EU-Parlament fordert härtere Gangart in Verfahren gegen Ungarn und Polen

Die Tagesstimme

Eine große Mehrheit der EU-Abgeordneten hat dafür gestimmt, die laufenden Verfahren gegen Ungarn und Polen wegen angeblicher Verletzung der Werte der EU mit mehr Nachruck zu verfolgen.

Straßburg. – Das EU-Parlament hat am 16. Jänner eine Resolution angenommen, die eine strengere Durchführung der laufenden Vertragsverletzungsverfahren gegen Ungarn und Polen fordert.
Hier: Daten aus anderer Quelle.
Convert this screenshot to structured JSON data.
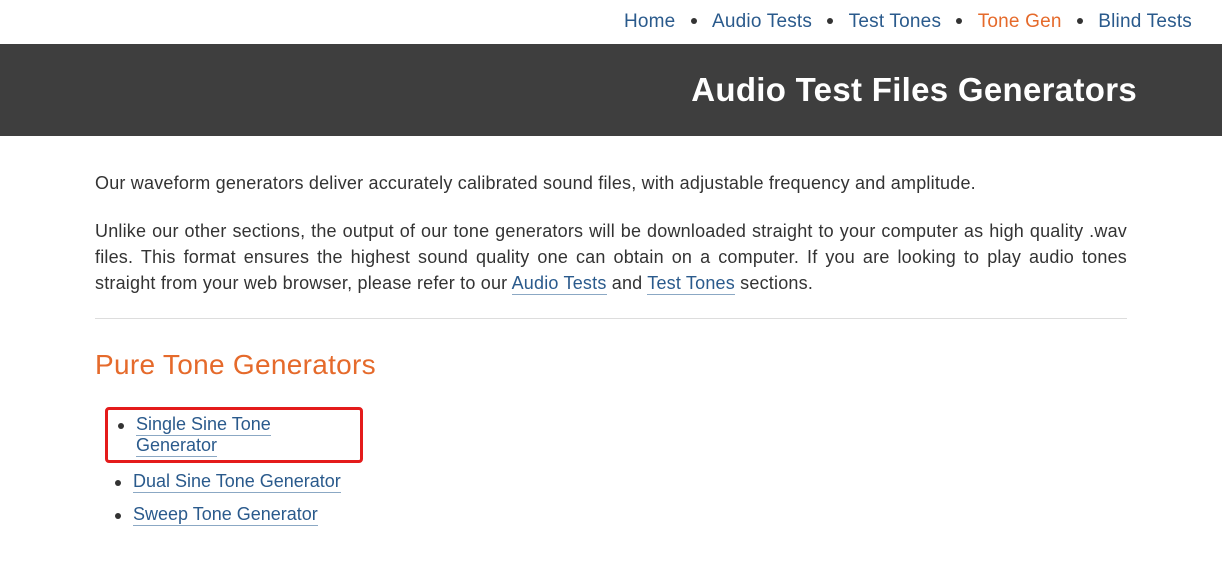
{
  "nav": {
    "items": [
      {
        "label": "Home",
        "active": false
      },
      {
        "label": "Audio Tests",
        "active": false
      },
      {
        "label": "Test Tones",
        "active": false
      },
      {
        "label": "Tone Gen",
        "active": true
      },
      {
        "label": "Blind Tests",
        "active": false
      }
    ]
  },
  "banner": {
    "title": "Audio Test Files Generators"
  },
  "intro": {
    "p1": "Our waveform generators deliver accurately calibrated sound files, with adjustable frequency and amplitude.",
    "p2_a": "Unlike our other sections, the output of our tone generators will be downloaded straight to your computer as high quality .wav files. This format ensures the highest sound quality one can obtain on a computer. If you are looking to play audio tones straight from your web browser, please refer to our ",
    "p2_link1": "Audio Tests",
    "p2_b": " and ",
    "p2_link2": "Test Tones",
    "p2_c": " sections."
  },
  "section": {
    "title": "Pure Tone Generators",
    "items": [
      {
        "label": "Single Sine Tone Generator",
        "highlighted": true
      },
      {
        "label": "Dual Sine Tone Generator",
        "highlighted": false
      },
      {
        "label": "Sweep Tone Generator",
        "highlighted": false
      }
    ]
  }
}
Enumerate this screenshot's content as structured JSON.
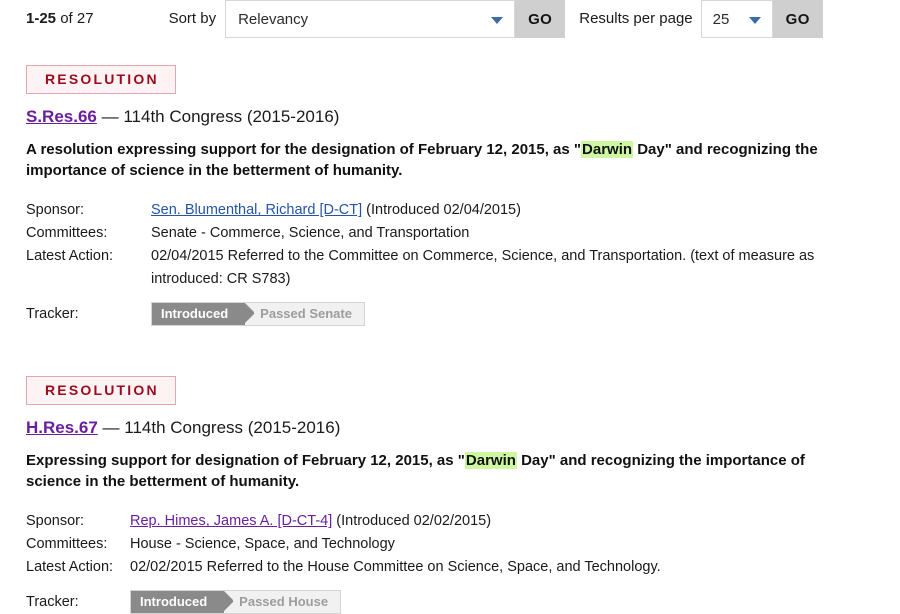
{
  "toolbar": {
    "result_count": {
      "range": "1-25",
      "rest": " of 27"
    },
    "sort": {
      "label": "Sort by",
      "selected": "Relevancy",
      "go_label": "GO",
      "caret_icon": "chevron-down-icon"
    },
    "results_per_page": {
      "label": "Results per page",
      "selected": "25",
      "go_label": "GO",
      "caret_icon": "chevron-down-icon"
    }
  },
  "colors": {
    "badge_text": "#9c0b1c",
    "badge_border": "#e2a8b0",
    "badge_background": "#fdf2f4",
    "visited_link": "#6b1f9e",
    "unvisited_link": "#2554a8",
    "highlight": "#cdf7a0",
    "tracker_done": "#8a8a8a",
    "tracker_pending": "#f1f1f1",
    "go_button": "#cfcfcf",
    "caret": "#3d6ba5"
  },
  "results": [
    {
      "badge": "RESOLUTION",
      "bill_number": "S.Res.66",
      "congress": " — 114th Congress (2015-2016)",
      "title_parts": [
        {
          "text": "A resolution expressing support for the designation of February 12, 2015, as \"",
          "highlight": false
        },
        {
          "text": "Darwin",
          "highlight": true
        },
        {
          "text": " Day\" and recognizing the importance of science in the betterment of humanity.",
          "highlight": false
        }
      ],
      "meta": {
        "sponsor_label": "Sponsor:",
        "sponsor_link": "Sen. Blumenthal, Richard [D-CT]",
        "sponsor_link_state": "unvisited",
        "sponsor_suffix": " (Introduced 02/04/2015)",
        "committees_label": "Committees:",
        "committees_value": "Senate - Commerce, Science, and Transportation",
        "latest_action_label": "Latest Action:",
        "latest_action_value": "02/04/2015 Referred to the Committee on Commerce, Science, and Transportation. (text of measure as introduced: CR S783)",
        "tracker_label": "Tracker:"
      },
      "tracker": {
        "done_step": "Introduced",
        "pending_step": "Passed Senate"
      }
    },
    {
      "badge": "RESOLUTION",
      "bill_number": "H.Res.67",
      "congress": " — 114th Congress (2015-2016)",
      "title_parts": [
        {
          "text": "Expressing support for designation of February 12, 2015, as \"",
          "highlight": false
        },
        {
          "text": "Darwin",
          "highlight": true
        },
        {
          "text": " Day\" and recognizing the importance of science in the betterment of humanity.",
          "highlight": false
        }
      ],
      "meta": {
        "sponsor_label": "Sponsor:",
        "sponsor_link": "Rep. Himes, James A. [D-CT-4]",
        "sponsor_link_state": "visited",
        "sponsor_suffix": " (Introduced 02/02/2015)",
        "committees_label": "Committees:",
        "committees_value": "House - Science, Space, and Technology",
        "latest_action_label": "Latest Action:",
        "latest_action_value": "02/02/2015 Referred to the House Committee on Science, Space, and Technology.",
        "tracker_label": "Tracker:"
      },
      "tracker": {
        "done_step": "Introduced",
        "pending_step": "Passed House"
      }
    }
  ]
}
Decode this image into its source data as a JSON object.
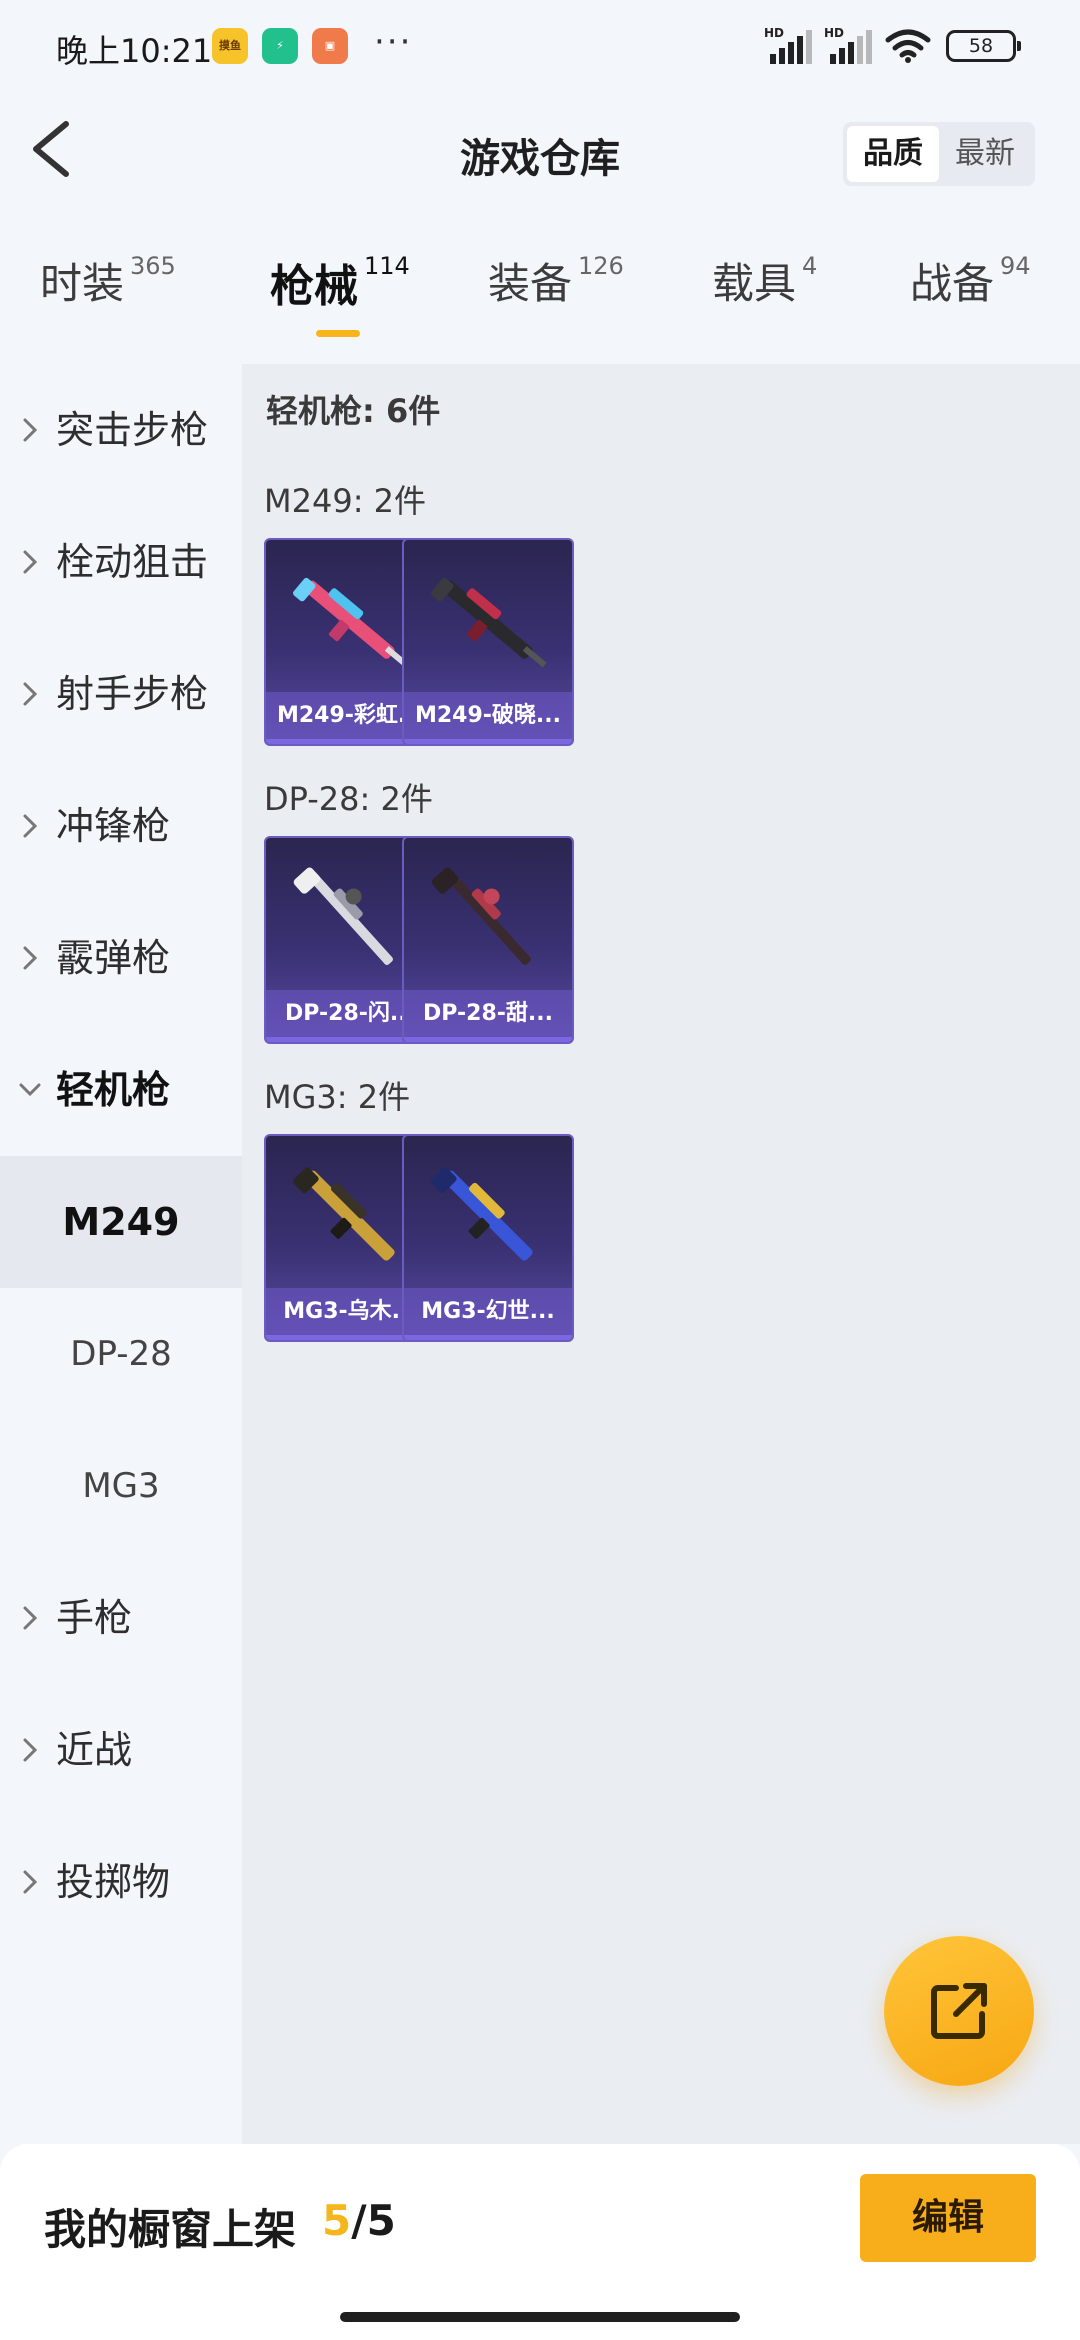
{
  "status_bar": {
    "time": "晚上10:21",
    "app_icon_1": "摸鱼",
    "more": "···",
    "signal_1_label": "HD",
    "signal_2_label": "HD",
    "battery": "58"
  },
  "header": {
    "title": "游戏仓库",
    "sort_quality": "品质",
    "sort_newest": "最新"
  },
  "tabs": [
    {
      "label": "时装",
      "count": "365"
    },
    {
      "label": "枪械",
      "count": "114"
    },
    {
      "label": "装备",
      "count": "126"
    },
    {
      "label": "载具",
      "count": "4"
    },
    {
      "label": "战备",
      "count": "94"
    }
  ],
  "sidebar": {
    "items": [
      {
        "label": "突击步枪"
      },
      {
        "label": "栓动狙击"
      },
      {
        "label": "射手步枪"
      },
      {
        "label": "冲锋枪"
      },
      {
        "label": "霰弹枪"
      },
      {
        "label": "轻机枪"
      },
      {
        "label": "手枪"
      },
      {
        "label": "近战"
      },
      {
        "label": "投掷物"
      }
    ],
    "subitems": [
      {
        "label": "M249"
      },
      {
        "label": "DP-28"
      },
      {
        "label": "MG3"
      }
    ]
  },
  "content": {
    "category_title": "轻机枪: 6件",
    "groups": [
      {
        "title": "M249: 2件",
        "items": [
          {
            "name": "M249-彩虹..."
          },
          {
            "name": "M249-破晓..."
          }
        ]
      },
      {
        "title": "DP-28: 2件",
        "items": [
          {
            "name": "DP-28-闪..."
          },
          {
            "name": "DP-28-甜..."
          }
        ]
      },
      {
        "title": "MG3: 2件",
        "items": [
          {
            "name": "MG3-乌木..."
          },
          {
            "name": "MG3-幻世..."
          }
        ]
      }
    ]
  },
  "bottom": {
    "shelf_label": "我的橱窗上架",
    "shelf_current": "5",
    "shelf_sep": "/",
    "shelf_max": "5",
    "edit_label": "编辑"
  },
  "colors": {
    "accent": "#f7ae1a",
    "card_bg": "#3a3173",
    "page_bg": "#f3f6fb",
    "content_bg": "#eaedf2"
  }
}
Beide Länder sind zur Zeit Gegenstand solcher Verfahren des EU-Rats wegen angeblicher Verletzung von EU-Grundwerten. Sollte keine Einigung erzielt werden, droht Ungarn und Polen der Entzug von Stimmrechten im EU-Rat.

Das Verfahren gegen Ungarn läuft seit September 2018, als das EU-Parlament den umstrittenen Sargentini-Bericht annahm, der Ungarn in 77 Punkten Verletzungen von EU-Werten vorwirft, unter anderem wegen des „Schürens von Hass auf Migranten“. Das Verfahren gegen Polen läuft seit Dezember 2017 und wurde wegen angeblich fehlender Unabhängigkeit der polnischen Justiz eingeleitet.